Una reunión ya en marcha
Trump también confirmó que se reunirá con Kim Jong Un antes de que termine el año, un día después de que The Wall Street Journal reportara que el presidente venía presionando a sus asesores para concretar ese encuentro, posiblemente durante su próximo viaje a Asia para la cumbre de la Cooperación Económica Asia-Pacífico (APEC), prevista para noviembre en Shenzhen, China. “Sí, lo haré”, respondió Trump cuando se le preguntó directamente si esperaba reunirse con Kim este año, aunque evitó dar detalles sobre cómo planea retomar el contacto. Consultado sobre si mantiene un intercambio de cartas escritas con el líder norcoreano, Trump respondió: “eso no se los puedo decir”.
La respuesta fría desde Pyongyang
La hermana de Kim Jong Un, Kim Yo Jong —una de las voces más influyentes del régimen norcoreano—, respondió con distancia a través de medios estatales este jueves, afirmando que no tenía conocimiento de ninguna comunicación reciente con Trump, y calificando de “indigna de comentario” la orden que el propio Trump dio esta semana para reducir “sustancialmente” los ejercicios militares conjuntos entre Estados Unidos y Corea del Sur —una decisión que, según había explicado el propio mandatario en un mensaje en redes sociales el domingo, respondía a que consideraba esos ejercicios “totalmente inapropiados y hostiles” hacia un país que “no ha representado ninguna amenaza” desde que él es presidente.
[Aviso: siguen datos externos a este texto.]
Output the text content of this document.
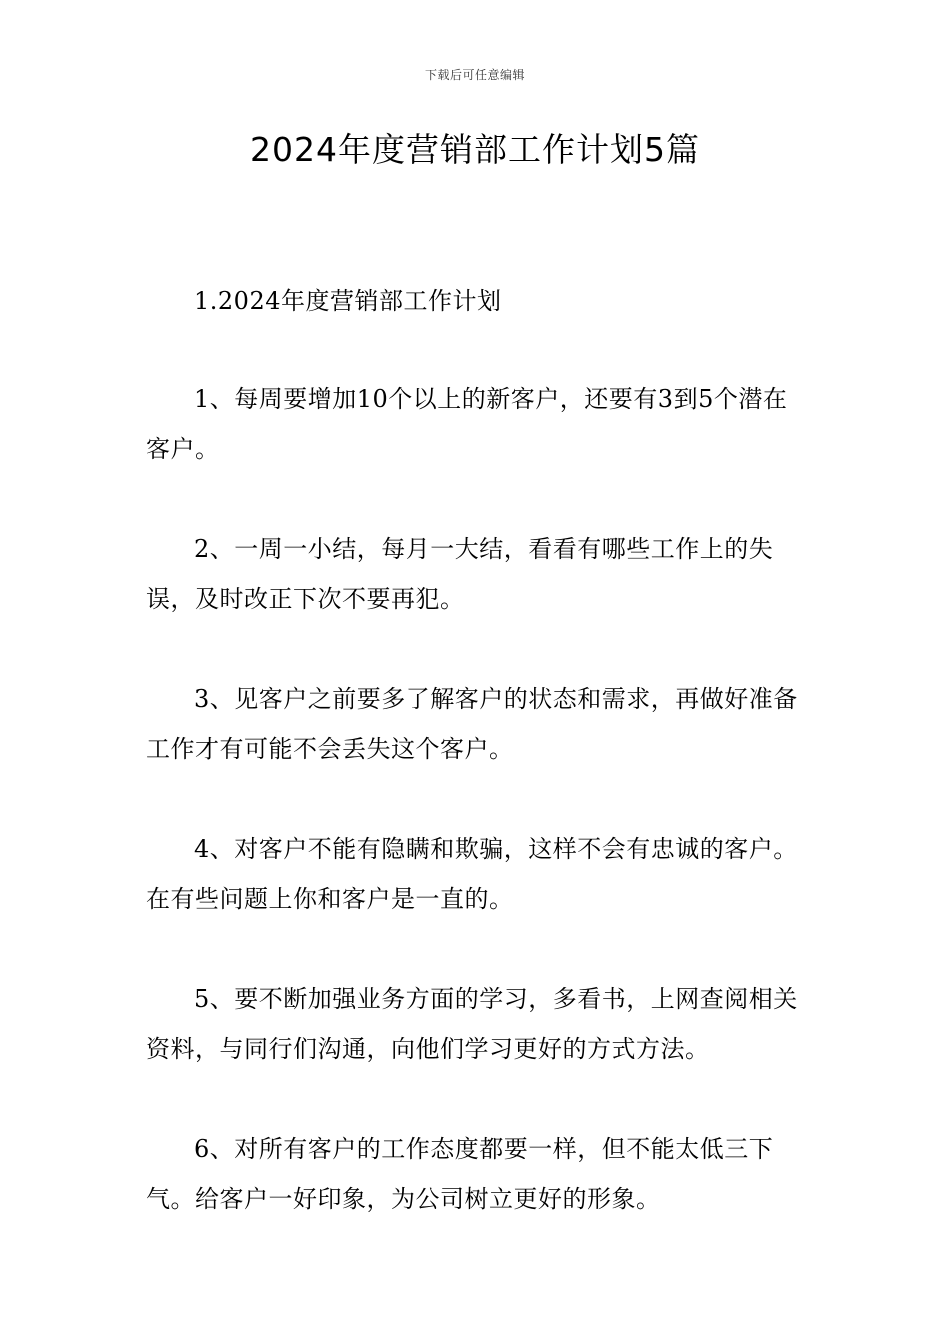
下载后可任意编辑
2024年度营销部工作计划5篇

1.2024年度营销部工作计划

1、每周要增加10个以上的新客户，还要有3到5个潜在客户。

2、一周一小结，每月一大结，看看有哪些工作上的失误，及时改正下次不要再犯。

3、见客户之前要多了解客户的状态和需求，再做好准备工作才有可能不会丢失这个客户。

4、对客户不能有隐瞒和欺骗，这样不会有忠诚的客户。在有些问题上你和客户是一直的。

5、要不断加强业务方面的学习，多看书，上网查阅相关资料，与同行们沟通，向他们学习更好的方式方法。

6、对所有客户的工作态度都要一样，但不能太低三下气。给客户一好印象，为公司树立更好的形象。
Preocupación internacional
La revelación de Trump generó reacciones más allá de la península coreana: el ministro de Defensa de Australia, Richard Marles, señaló que Canberra está “muy preocupada” por el programa nuclear norcoreano. Trump y Kim se reunieron en tres ocasiones durante el primer mandato del republicano, pero no habían sostenido ningún encuentro directo durante este segundo período presidencial.
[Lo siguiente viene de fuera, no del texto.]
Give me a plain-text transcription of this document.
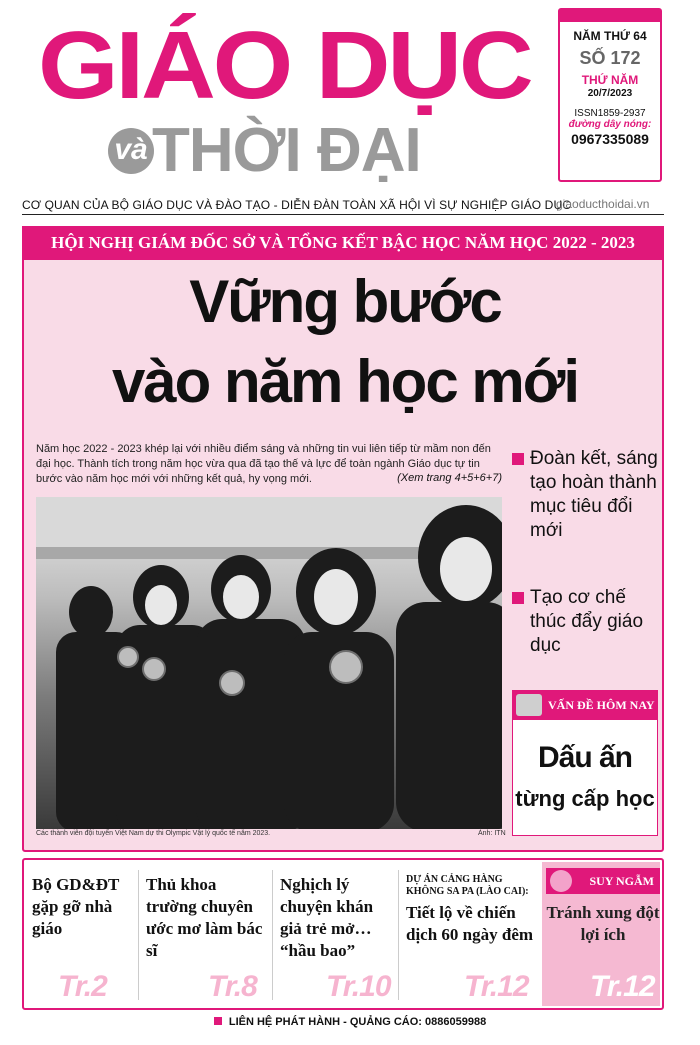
GIÁO DỤC
và THỜI ĐẠI
NĂM THỨ 64
SỐ 172
THỨ NĂM
20/7/2023
ISSN1859-2937
đường dây nóng:
0967335089
CƠ QUAN CỦA BỘ GIÁO DỤC VÀ ĐÀO TẠO - DIỄN ĐÀN TOÀN XÃ HỘI VÌ SỰ NGHIỆP GIÁO DỤC
giaoducthoidai.vn
HỘI NGHỊ GIÁM ĐỐC SỞ VÀ TỔNG KẾT BẬC HỌC NĂM HỌC 2022 - 2023
Vững bước
vào năm học mới
Năm học 2022 - 2023 khép lại với nhiều điểm sáng và những tin vui liên tiếp từ mầm non đến đại học. Thành tích trong năm học vừa qua đã tạo thế và lực để toàn ngành Giáo dục tự tin bước vào năm học mới với những kết quả, hy vọng mới.	(Xem trang 4+5+6+7)
Các thành viên đội tuyển Việt Nam dự thi Olympic Vật lý quốc tế năm 2023.	Ảnh: ITN
Đoàn kết, sáng tạo hoàn thành mục tiêu đổi mới
Tạo cơ chế thúc đẩy giáo dục
VẤN ĐỀ HÔM NAY
Dấu ấn
từng cấp học
Bộ GD&ĐT gặp gỡ nhà giáo
Tr.2
Thủ khoa trường chuyên ước mơ làm bác sĩ
Tr.8
Nghịch lý chuyện khán giả trẻ mở… “hầu bao”
Tr.10
DỰ ÁN CẢNG HÀNG KHÔNG SA PA (LÀO CAI):
Tiết lộ về chiến dịch 60 ngày đêm
Tr.12
SUY NGẪM
Tránh xung đột lợi ích
Tr.12
LIÊN HỆ PHÁT HÀNH - QUẢNG CÁO: 0886059988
Por qué esto importa para la comunidad hispana en Estados Unidos: que el propio presidente estadounidense ofrezca, por primera vez, una cifra pública y precisa sobre el arsenal nuclear de un régimen tan hermético como el norcoreano, mientras reduce simultáneamente los ejercicios militares con un aliado clave como Corea del Sur, es una señal de reacomodo en la política exterior estadounidense hacia Asia que ocurre en paralelo, y casi sin atención mediática comparable, al conflicto con Irán que sí ha dominado los titulares. Para cualquier ciudadano que siga de cerca cómo Washington reparte su atención y sus recursos diplomáticos entre distintos frentes internacionales simultáneos, este episodio confirma que la administración Trump maneja hoy múltiples negociaciones de alto riesgo al mismo tiempo, con resultados hasta ahora inciertos en cada una de ellas.